This was my favourite story from his bio. They used to give Gattuso (Rino) some going over
"Rino's always been my favourite target, top of the table by some distance. This despite the fact that on several occasions he's tried to kill me with a fork. During meal times at Milanello, we'd invent all sorts to torment him and put him on the spot. When he got his verbs wrong (pretty much the whole time), we'd jump on him immediately. And then when he actually got them right, we'd make out that it was still wrong just to wind him up even more. Me, Ambrosini, Nesta, Inzaghi, Abbiati, Oddo: that was the group of bast***s right there.
"Rino, how are you?"
"Bad. We got beat yesterday.
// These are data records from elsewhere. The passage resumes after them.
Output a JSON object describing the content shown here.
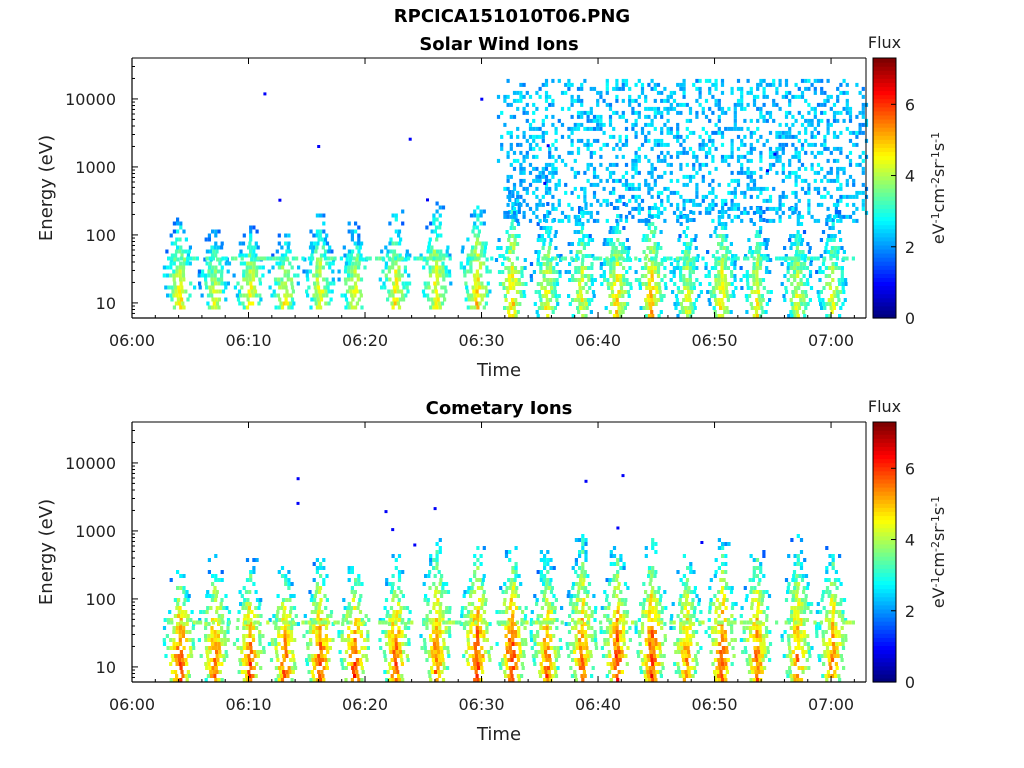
{
  "figure": {
    "filename": "RPCICA151010T06.PNG"
  },
  "colorbar": {
    "label": "Flux",
    "unit_parts": [
      "eV",
      "-1",
      "cm",
      "-2",
      "sr",
      "-1",
      "s",
      "-1"
    ],
    "ticks": [
      "0",
      "2",
      "4",
      "6"
    ],
    "range": [
      0,
      7.3
    ],
    "colormap": "jet"
  },
  "chart_data": [
    {
      "type": "heatmap",
      "title": "Solar Wind Ions",
      "xlabel": "Time",
      "ylabel": "Energy (eV)",
      "xlim": [
        "06:00",
        "07:03"
      ],
      "ylim": [
        6,
        40000
      ],
      "yscale": "log",
      "xticks": [
        "06:00",
        "06:10",
        "06:20",
        "06:30",
        "06:40",
        "06:50",
        "07:00"
      ],
      "yticks": [
        "10",
        "100",
        "1000",
        "10000"
      ],
      "grid": false,
      "bursts": [
        {
          "time": 4.0,
          "emin": 8,
          "emax": 180,
          "peak": 4.8
        },
        {
          "time": 7.0,
          "emin": 8,
          "emax": 120,
          "peak": 4.5
        },
        {
          "time": 10.0,
          "emin": 8,
          "emax": 150,
          "peak": 4.7
        },
        {
          "time": 13.0,
          "emin": 8,
          "emax": 120,
          "peak": 4.7
        },
        {
          "time": 16.0,
          "emin": 8,
          "emax": 200,
          "peak": 4.7
        },
        {
          "time": 19.0,
          "emin": 8,
          "emax": 140,
          "peak": 4.7
        },
        {
          "time": 22.5,
          "emin": 8,
          "emax": 220,
          "peak": 4.8
        },
        {
          "time": 26.0,
          "emin": 8,
          "emax": 300,
          "peak": 4.8
        },
        {
          "time": 29.5,
          "emin": 8,
          "emax": 300,
          "peak": 5.0
        },
        {
          "time": 32.5,
          "emin": 6,
          "emax": 400,
          "peak": 5.0
        },
        {
          "time": 35.5,
          "emin": 6,
          "emax": 300,
          "peak": 4.6
        },
        {
          "time": 38.5,
          "emin": 6,
          "emax": 300,
          "peak": 4.6
        },
        {
          "time": 41.5,
          "emin": 6,
          "emax": 300,
          "peak": 5.0
        },
        {
          "time": 44.5,
          "emin": 6,
          "emax": 300,
          "peak": 5.2
        },
        {
          "time": 47.5,
          "emin": 6,
          "emax": 250,
          "peak": 4.5
        },
        {
          "time": 50.5,
          "emin": 6,
          "emax": 300,
          "peak": 4.8
        },
        {
          "time": 53.5,
          "emin": 6,
          "emax": 250,
          "peak": 4.6
        },
        {
          "time": 57.0,
          "emin": 6,
          "emax": 250,
          "peak": 4.5
        },
        {
          "time": 60.0,
          "emin": 6,
          "emax": 250,
          "peak": 4.5
        }
      ],
      "background": {
        "tstart": 30.5,
        "tend": 63,
        "emin": 150,
        "emax": 18000,
        "level": 1.8
      }
    },
    {
      "type": "heatmap",
      "title": "Cometary Ions",
      "xlabel": "Time",
      "ylabel": "Energy (eV)",
      "xlim": [
        "06:00",
        "07:03"
      ],
      "ylim": [
        6,
        40000
      ],
      "yscale": "log",
      "xticks": [
        "06:00",
        "06:10",
        "06:20",
        "06:30",
        "06:40",
        "06:50",
        "07:00"
      ],
      "yticks": [
        "10",
        "100",
        "1000",
        "10000"
      ],
      "grid": false,
      "bursts": [
        {
          "time": 4.0,
          "emin": 6,
          "emax": 300,
          "peak": 6.2
        },
        {
          "time": 7.0,
          "emin": 6,
          "emax": 400,
          "peak": 5.8
        },
        {
          "time": 10.0,
          "emin": 6,
          "emax": 350,
          "peak": 6.0
        },
        {
          "time": 13.0,
          "emin": 6,
          "emax": 300,
          "peak": 5.9
        },
        {
          "time": 16.0,
          "emin": 6,
          "emax": 350,
          "peak": 6.2
        },
        {
          "time": 19.0,
          "emin": 6,
          "emax": 300,
          "peak": 6.2
        },
        {
          "time": 22.5,
          "emin": 6,
          "emax": 400,
          "peak": 6.0
        },
        {
          "time": 26.0,
          "emin": 6,
          "emax": 900,
          "peak": 5.8
        },
        {
          "time": 29.5,
          "emin": 6,
          "emax": 600,
          "peak": 6.2
        },
        {
          "time": 32.5,
          "emin": 6,
          "emax": 600,
          "peak": 6.3
        },
        {
          "time": 35.5,
          "emin": 6,
          "emax": 500,
          "peak": 5.8
        },
        {
          "time": 38.5,
          "emin": 6,
          "emax": 800,
          "peak": 5.8
        },
        {
          "time": 41.5,
          "emin": 6,
          "emax": 600,
          "peak": 6.1
        },
        {
          "time": 44.5,
          "emin": 6,
          "emax": 700,
          "peak": 6.2
        },
        {
          "time": 47.5,
          "emin": 6,
          "emax": 500,
          "peak": 5.6
        },
        {
          "time": 50.5,
          "emin": 6,
          "emax": 700,
          "peak": 6.0
        },
        {
          "time": 53.5,
          "emin": 6,
          "emax": 600,
          "peak": 5.8
        },
        {
          "time": 57.0,
          "emin": 6,
          "emax": 800,
          "peak": 5.6
        },
        {
          "time": 60.0,
          "emin": 6,
          "emax": 600,
          "peak": 5.7
        }
      ],
      "background": {
        "tstart": 0,
        "tend": 0,
        "emin": 0,
        "emax": 0,
        "level": 0
      }
    }
  ]
}
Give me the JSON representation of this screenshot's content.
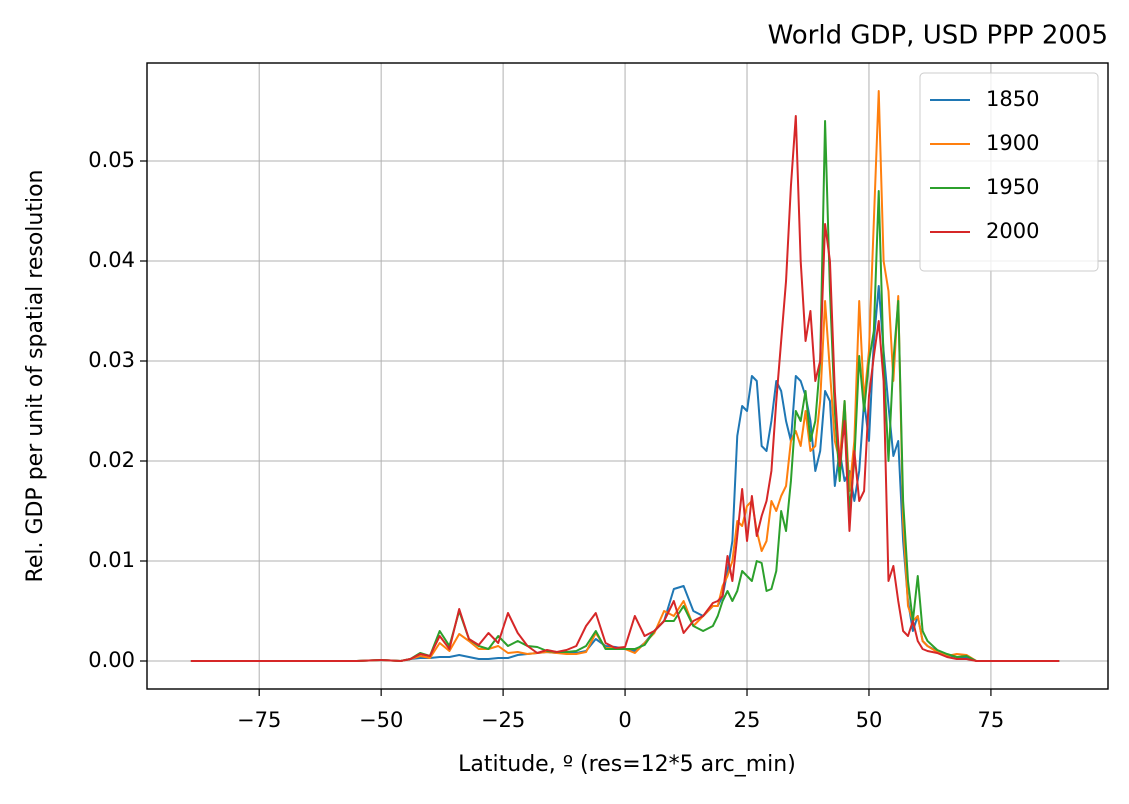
{
  "chart_data": {
    "type": "line",
    "title": "World GDP, USD PPP 2005",
    "x_label": "Latitude, º (res=12*5 arc_min)",
    "y_label": "Rel. GDP per unit of spatial resolution",
    "x": [
      -89,
      -70,
      -55,
      -50,
      -46,
      -44,
      -42,
      -40,
      -38,
      -36,
      -34,
      -32,
      -30,
      -28,
      -26,
      -24,
      -22,
      -20,
      -18,
      -16,
      -14,
      -12,
      -10,
      -8,
      -6,
      -4,
      -2,
      0,
      2,
      4,
      6,
      8,
      10,
      12,
      14,
      16,
      18,
      19,
      20,
      21,
      22,
      23,
      24,
      25,
      26,
      27,
      28,
      29,
      30,
      31,
      32,
      33,
      34,
      35,
      36,
      37,
      38,
      39,
      40,
      41,
      42,
      43,
      44,
      45,
      46,
      47,
      48,
      49,
      50,
      51,
      52,
      53,
      54,
      55,
      56,
      57,
      58,
      59,
      60,
      61,
      62,
      64,
      66,
      68,
      70,
      72,
      89
    ],
    "series": [
      {
        "name": "1850",
        "color": "#1f77b4",
        "values": [
          0,
          0,
          0,
          0.0001,
          0,
          0.0002,
          0.0003,
          0.0003,
          0.0004,
          0.0004,
          0.0006,
          0.0004,
          0.0002,
          0.0002,
          0.0003,
          0.0003,
          0.0006,
          0.0007,
          0.0008,
          0.0009,
          0.0008,
          0.0008,
          0.0008,
          0.001,
          0.0022,
          0.0015,
          0.0014,
          0.0012,
          0.001,
          0.0018,
          0.003,
          0.004,
          0.0072,
          0.0075,
          0.005,
          0.0045,
          0.0055,
          0.0055,
          0.0065,
          0.009,
          0.012,
          0.0225,
          0.0255,
          0.025,
          0.0285,
          0.028,
          0.0215,
          0.021,
          0.024,
          0.028,
          0.027,
          0.024,
          0.022,
          0.0285,
          0.028,
          0.0265,
          0.024,
          0.019,
          0.021,
          0.027,
          0.026,
          0.0175,
          0.021,
          0.018,
          0.019,
          0.016,
          0.019,
          0.026,
          0.022,
          0.032,
          0.0375,
          0.031,
          0.0255,
          0.0205,
          0.022,
          0.012,
          0.006,
          0.003,
          0.0045,
          0.002,
          0.0015,
          0.001,
          0.0006,
          0.0004,
          0.0004,
          0,
          0
        ]
      },
      {
        "name": "1900",
        "color": "#ff7f0e",
        "values": [
          0,
          0,
          0,
          0.0001,
          0,
          0.0002,
          0.0005,
          0.0003,
          0.0018,
          0.001,
          0.0027,
          0.002,
          0.0012,
          0.0012,
          0.0015,
          0.0008,
          0.0009,
          0.0007,
          0.0008,
          0.0009,
          0.0008,
          0.0007,
          0.0007,
          0.0009,
          0.0028,
          0.0013,
          0.0013,
          0.0012,
          0.0008,
          0.0018,
          0.0028,
          0.005,
          0.0045,
          0.006,
          0.0035,
          0.0045,
          0.0055,
          0.0055,
          0.0075,
          0.0085,
          0.01,
          0.014,
          0.0135,
          0.0155,
          0.016,
          0.013,
          0.011,
          0.012,
          0.016,
          0.015,
          0.0165,
          0.0175,
          0.022,
          0.023,
          0.0215,
          0.025,
          0.021,
          0.0215,
          0.026,
          0.036,
          0.029,
          0.022,
          0.02,
          0.026,
          0.017,
          0.022,
          0.036,
          0.026,
          0.031,
          0.044,
          0.057,
          0.04,
          0.037,
          0.028,
          0.0365,
          0.014,
          0.0055,
          0.004,
          0.0045,
          0.002,
          0.0015,
          0.0009,
          0.0005,
          0.0007,
          0.0006,
          0,
          0
        ]
      },
      {
        "name": "1950",
        "color": "#2ca02c",
        "values": [
          0,
          0,
          0,
          0.0001,
          0,
          0.0002,
          0.0008,
          0.0005,
          0.003,
          0.0015,
          0.005,
          0.0022,
          0.0015,
          0.0012,
          0.0025,
          0.0015,
          0.002,
          0.0015,
          0.0014,
          0.001,
          0.0009,
          0.0009,
          0.001,
          0.0015,
          0.003,
          0.0012,
          0.0012,
          0.0012,
          0.0012,
          0.0016,
          0.003,
          0.004,
          0.004,
          0.0055,
          0.0035,
          0.003,
          0.0035,
          0.0045,
          0.006,
          0.007,
          0.006,
          0.007,
          0.009,
          0.0085,
          0.008,
          0.01,
          0.0098,
          0.007,
          0.0072,
          0.009,
          0.015,
          0.013,
          0.018,
          0.025,
          0.024,
          0.027,
          0.022,
          0.024,
          0.03,
          0.054,
          0.037,
          0.025,
          0.018,
          0.026,
          0.015,
          0.02,
          0.0305,
          0.025,
          0.03,
          0.033,
          0.047,
          0.03,
          0.02,
          0.03,
          0.036,
          0.016,
          0.008,
          0.004,
          0.0085,
          0.003,
          0.002,
          0.0011,
          0.0007,
          0.0004,
          0.0005,
          0,
          0
        ]
      },
      {
        "name": "2000",
        "color": "#d62728",
        "values": [
          0,
          0,
          0,
          0.0001,
          0,
          0.0002,
          0.0007,
          0.0005,
          0.0025,
          0.0012,
          0.0052,
          0.0022,
          0.0016,
          0.0028,
          0.0018,
          0.0048,
          0.0028,
          0.0015,
          0.0008,
          0.0011,
          0.0009,
          0.0011,
          0.0015,
          0.0035,
          0.0048,
          0.0018,
          0.0013,
          0.0014,
          0.0045,
          0.0025,
          0.003,
          0.004,
          0.006,
          0.0028,
          0.004,
          0.0045,
          0.0058,
          0.006,
          0.0065,
          0.0105,
          0.008,
          0.0125,
          0.0172,
          0.012,
          0.0165,
          0.0125,
          0.0145,
          0.016,
          0.019,
          0.026,
          0.032,
          0.038,
          0.0475,
          0.0545,
          0.04,
          0.032,
          0.035,
          0.028,
          0.03,
          0.0437,
          0.04,
          0.027,
          0.0195,
          0.024,
          0.013,
          0.021,
          0.016,
          0.017,
          0.0265,
          0.0305,
          0.034,
          0.028,
          0.008,
          0.0095,
          0.006,
          0.003,
          0.0025,
          0.004,
          0.002,
          0.0012,
          0.001,
          0.0008,
          0.0004,
          0.0002,
          0.0002,
          0,
          0
        ]
      }
    ],
    "xlim": [
      -98,
      99
    ],
    "ylim": [
      -0.0028,
      0.0598
    ],
    "xticks": [
      {
        "value": -75,
        "label": "−75"
      },
      {
        "value": -50,
        "label": "−50"
      },
      {
        "value": -25,
        "label": "−25"
      },
      0,
      25,
      50,
      75
    ],
    "yticks": [
      {
        "value": 0,
        "label": "0.00"
      },
      {
        "value": 0.01,
        "label": "0.01"
      },
      {
        "value": 0.02,
        "label": "0.02"
      },
      {
        "value": 0.03,
        "label": "0.03"
      },
      {
        "value": 0.04,
        "label": "0.04"
      },
      {
        "value": 0.05,
        "label": "0.05"
      }
    ],
    "grid": true,
    "legend": "upper right"
  }
}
I was better if we won."
"Rino, try again. It's: 'I'd be better if we'd won.'"
“But it's the same thing."
"Not exactly, Rino."
"Fine then. I'd be better if we'd won."
"Rino, just how ignorant are you? 'I was better if we won.' That's how you say it."
"But that's what I said before."
"What, Rino?"
"That thing about winning."
"What thing, Rino? Can you repeat it?"
You could see the red mist coming down and he just wasn't able to hide it. We could tell what was coming and so we'd commandeer all the knives. Gattuso would grab a fork and try to stick it in us. On more than one occasion, he struck his intended target and the fork sank into our skin. We were as soft as tuna; the kind you can cut with a breadstick. Some of us ended up missing games because of one of Rino's fork attacks, even if the official explanation from the club was one of “muscle fatigue”.
We'd get out of his way when he got mad but once he'd calmed down and gone to his room, we'd come back out, pile up the sofas in front of the door and block his exit.
"Let me out – training starts in a while."
"Deal with it, terrone."
He'd then go crazy again, smashing up everything in sight. But even when he was angry, he was one of the good guys.
Amongst other things, I've seen Rino catch and eat live snails for a bet. He really does belong in a film."